If you picture a Rubix cube, well that’s how I look at consulting and working in the start-up world. It’s not for everyone, but for those that can complete it, they do it with a huge smile on their face and a great feeling of satisfaction. Once you start, you’re hooked.
The worst part is that you are working in a space where the odds are against you with the statistic 99.9% of start-ups fail. Sometimes no matter how strong the founders are, or how great the business is, you really do need to ensure that you are aware of the strength and sacrifices that starting from scratch takes.
The formula for success
I’m not one to be comfortable with the word “success” because I think the definition of success is different for everyone, and quite rightly so. We all have our own goals, and it’s so important to celebrate the baby steps and small wins because any progress or step forwards is an achievement. In terms of is there a pattern or formula… I can’t give a straight yes or no either, because I think you need your own secret sauce along the way… but the one thing that is crucial is discipline. That is the key.
Dealing with COVID
It was a bit of a strange one for me because I simply just turned my flat into my office and just tried to carry on as “normal”. I would say that I had to adapt by slowing down and sitting still.
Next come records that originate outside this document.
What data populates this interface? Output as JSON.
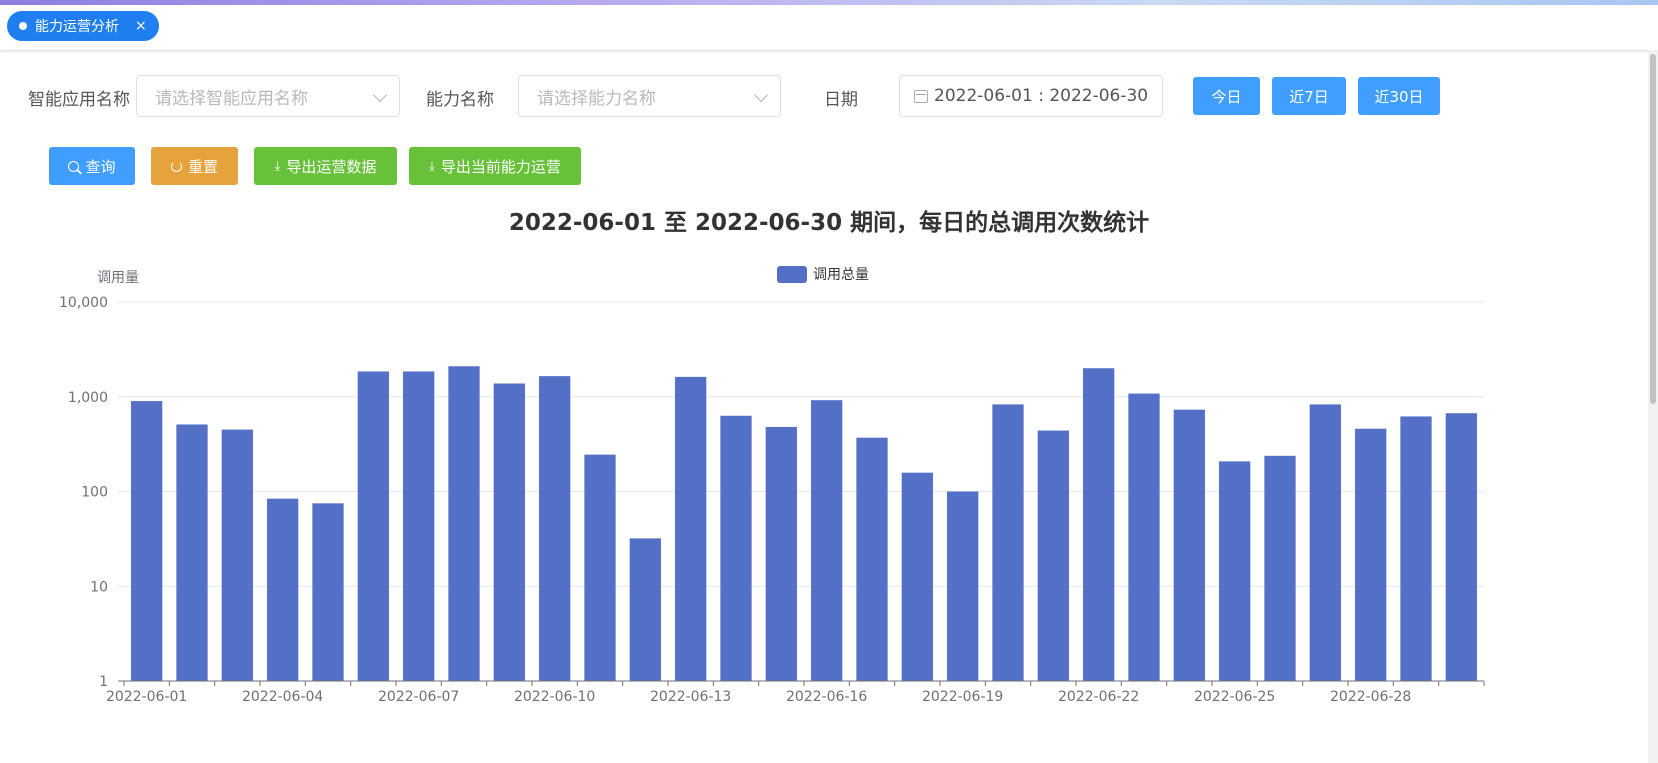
{
  "tab": {
    "label": "能力运营分析",
    "close": "×"
  },
  "filters": {
    "app_label": "智能应用名称",
    "app_placeholder": "请选择智能应用名称",
    "ability_label": "能力名称",
    "ability_placeholder": "请选择能力名称",
    "date_label": "日期",
    "date_value": "2022-06-01 : 2022-06-30"
  },
  "quick": {
    "today": "今日",
    "last7": "近7日",
    "last30": "近30日"
  },
  "actions": {
    "query": "查询",
    "reset": "重置",
    "export_ops": "导出运营数据",
    "export_current": "导出当前能力运营"
  },
  "chart_data": {
    "type": "bar",
    "title": "2022-06-01 至 2022-06-30 期间，每日的总调用次数统计",
    "ylabel": "调用量",
    "xlabel": "",
    "yscale": "log",
    "ylim": [
      1,
      10000
    ],
    "ytick_labels": [
      "1",
      "10",
      "100",
      "1,000",
      "10,000"
    ],
    "legend": "top-center",
    "grid": true,
    "bar_color": "#5470c6",
    "categories": [
      "2022-06-01",
      "2022-06-02",
      "2022-06-03",
      "2022-06-04",
      "2022-06-05",
      "2022-06-06",
      "2022-06-07",
      "2022-06-08",
      "2022-06-09",
      "2022-06-10",
      "2022-06-11",
      "2022-06-12",
      "2022-06-13",
      "2022-06-14",
      "2022-06-15",
      "2022-06-16",
      "2022-06-17",
      "2022-06-18",
      "2022-06-19",
      "2022-06-20",
      "2022-06-21",
      "2022-06-22",
      "2022-06-23",
      "2022-06-24",
      "2022-06-25",
      "2022-06-26",
      "2022-06-27",
      "2022-06-28",
      "2022-06-29",
      "2022-06-30"
    ],
    "xtick_labels": [
      "2022-06-01",
      "2022-06-04",
      "2022-06-07",
      "2022-06-10",
      "2022-06-13",
      "2022-06-16",
      "2022-06-19",
      "2022-06-22",
      "2022-06-25",
      "2022-06-28"
    ],
    "series": [
      {
        "name": "调用总量",
        "values": [
          900,
          510,
          450,
          84,
          75,
          1850,
          1850,
          2100,
          1380,
          1650,
          245,
          32,
          1620,
          630,
          480,
          920,
          370,
          158,
          100,
          830,
          440,
          2000,
          1080,
          730,
          208,
          238,
          830,
          460,
          620,
          670
        ]
      }
    ]
  }
}
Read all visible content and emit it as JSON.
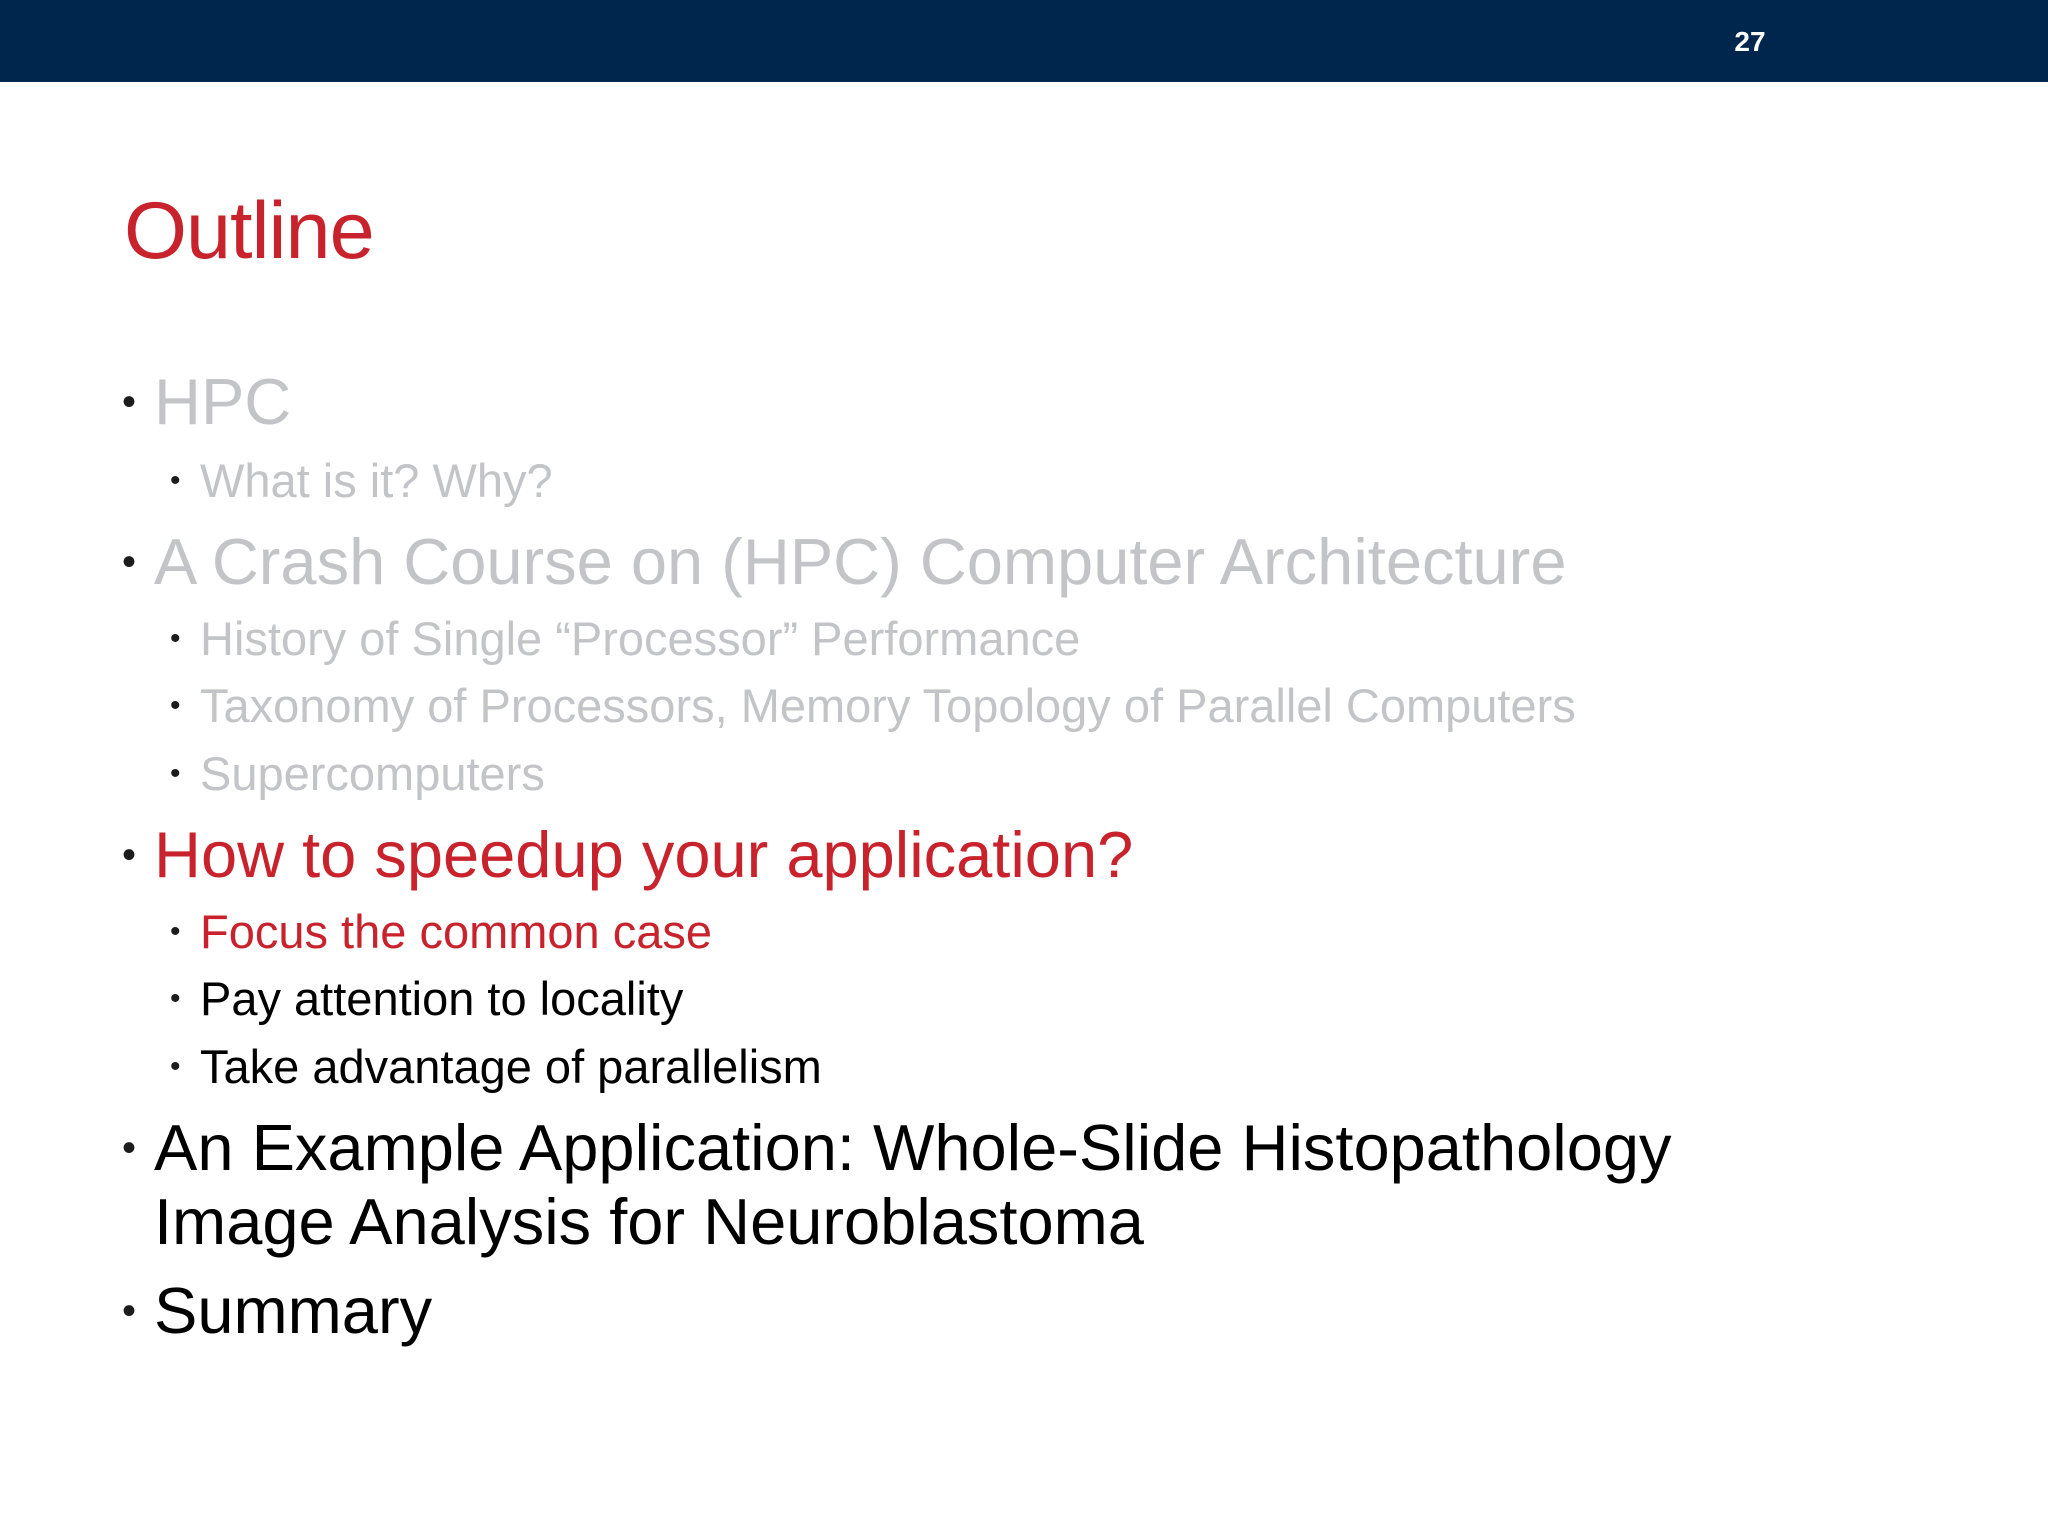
{
  "slide": {
    "number": "27",
    "title": "Outline",
    "colors": {
      "header_bar": "#00264d",
      "title": "#c8232c",
      "current_section": "#c8232c",
      "completed_section": "#c3c4c7",
      "upcoming_section": "#000000"
    }
  },
  "outline": [
    {
      "level": 1,
      "state": "done",
      "text": "HPC"
    },
    {
      "level": 2,
      "state": "done",
      "text": "What is it? Why?"
    },
    {
      "level": 1,
      "state": "done",
      "text": "A Crash Course on (HPC) Computer Architecture"
    },
    {
      "level": 2,
      "state": "done",
      "text": "History of Single “Processor” Performance"
    },
    {
      "level": 2,
      "state": "done",
      "text": "Taxonomy of Processors, Memory Topology of Parallel Computers"
    },
    {
      "level": 2,
      "state": "done",
      "text": "Supercomputers"
    },
    {
      "level": 1,
      "state": "current",
      "text": "How to speedup your application?"
    },
    {
      "level": 2,
      "state": "current",
      "text": "Focus the common case"
    },
    {
      "level": 2,
      "state": "upcoming",
      "text": "Pay attention to locality"
    },
    {
      "level": 2,
      "state": "upcoming",
      "text": "Take advantage of parallelism"
    },
    {
      "level": 1,
      "state": "upcoming",
      "text": "An Example Application: Whole-Slide Histopathology Image Analysis for Neuroblastoma"
    },
    {
      "level": 1,
      "state": "upcoming",
      "text": "Summary"
    }
  ]
}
I waved goodbye to running around London from meetings to meetings and used the time to look at where, what and who I wanted to focus on. I ended up doing a lot of free work and consulting for people, due to the fact that there was a lot of financial uncertainty, but I took that risk, pushed myself, and thought about the benefits and learnings that would later come from it. If anything, trying to run a business, build on my own career, whilst working with and helping others with theirs; it really showed me the different types of people that you will come across in the working world. Some that are good for their word, will honour hard work, and others that you politely wish on their way. I look back on lockdown and manage to have a positive perspective on it all. I believe that whilst it has been challenging and uncertain, it gave us all time to stop, reflect and slow down.